SEMARANG, beritajateng.tv – Presiden Prabowo Subianto resmi menetapkan Jenderal Besar TNI (Purn) H. Muhammad Soeharto sebagai pahlawan nasional pada peringatan Hari Pahlawan, Senin, 10 November 2025.
Keputusan tersebut tertuang dalam Keputusan Presiden Republik Indonesia Nomor 116/TK/2025 yang Presiden bacakan di Istana Negara.
Langkah Prabowo itu menarik perhatian publik dan memunculkan perdebatan luas. Dalam video di kanal Hersubeno Point, Senin lalu, pengamat politik Hersubeno Arief menilai keputusan tersebut sarat makna simbolik.

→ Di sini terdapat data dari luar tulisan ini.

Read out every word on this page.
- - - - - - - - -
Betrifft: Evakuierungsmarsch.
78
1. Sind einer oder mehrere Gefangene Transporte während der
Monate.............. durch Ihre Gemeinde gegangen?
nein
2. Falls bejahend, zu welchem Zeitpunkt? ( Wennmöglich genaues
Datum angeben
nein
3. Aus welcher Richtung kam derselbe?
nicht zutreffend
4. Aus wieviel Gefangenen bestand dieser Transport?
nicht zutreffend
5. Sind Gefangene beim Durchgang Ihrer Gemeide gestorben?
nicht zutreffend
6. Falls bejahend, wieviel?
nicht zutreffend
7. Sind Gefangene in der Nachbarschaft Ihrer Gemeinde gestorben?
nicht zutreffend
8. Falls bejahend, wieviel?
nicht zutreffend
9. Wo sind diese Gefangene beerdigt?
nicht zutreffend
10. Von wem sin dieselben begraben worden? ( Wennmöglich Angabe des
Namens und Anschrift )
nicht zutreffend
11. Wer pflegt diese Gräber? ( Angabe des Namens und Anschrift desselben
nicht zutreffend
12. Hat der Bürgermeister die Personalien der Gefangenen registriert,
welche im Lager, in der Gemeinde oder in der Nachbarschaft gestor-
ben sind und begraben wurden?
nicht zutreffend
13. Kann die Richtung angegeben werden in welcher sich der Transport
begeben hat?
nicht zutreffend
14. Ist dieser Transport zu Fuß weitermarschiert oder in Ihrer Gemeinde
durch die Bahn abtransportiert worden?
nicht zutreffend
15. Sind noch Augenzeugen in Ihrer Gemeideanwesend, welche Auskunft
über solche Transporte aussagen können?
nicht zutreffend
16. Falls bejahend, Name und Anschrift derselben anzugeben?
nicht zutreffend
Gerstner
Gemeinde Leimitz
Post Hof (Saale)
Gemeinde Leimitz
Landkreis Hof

“Keputusan ini bukan sekadar penghormatan, tapi cara kekuasaan berbicara kepada rakyat melalui simbol sejarah,” ujarnya.
BACA JUGA: Gus Ipul: Usulan Soeharto Jadi Pahlawan Nasional Murni dari Masyarakat, Bukan Pemerintah
Menurut Hersubeno, pemberian gelar pahlawan nasional kepada Soeharto tidak bisa dilepaskan dari konteks pribadi Prabowo.
“Prabowo bukan hanya presiden, dia juga menantu Soeharto. Ada dimensi emosional, sejarah, dan politik yang saling bertaut,” katanya.
Ia menilai langkah itu sebagai strategi politik memori yang berusaha meneguhkan kembali nilai stabilitas dan ketertiban ala Orde Baru.
Respons atas Soeharto jadi pahlawan nasional
Selain Soeharto, Prabowo juga menganugerahkan gelar serupa kepada sejumlah tokoh lain seperti K.H. Abdurrahman Wahid (Gus Dur), Marsinah, Prof. Dr. Mukhtar Kusuma Atmaja, Hajah Rahmah El Yunusiah, Sarwo Edhie Wibowo, Sultan Muhammad Salahuddin, Syekhona Muhammad Kholil, Tuan Ronda Haim Saragi, dan Zainal Abidin Syah.
Namun, keputusan itu memunculkan reaksi tajam dari sejumlah kalangan. Fatia Maulidiyanti, mantan Koordinator KontraS, menilai langkah ini sebagai bentuk “amnesia politik”.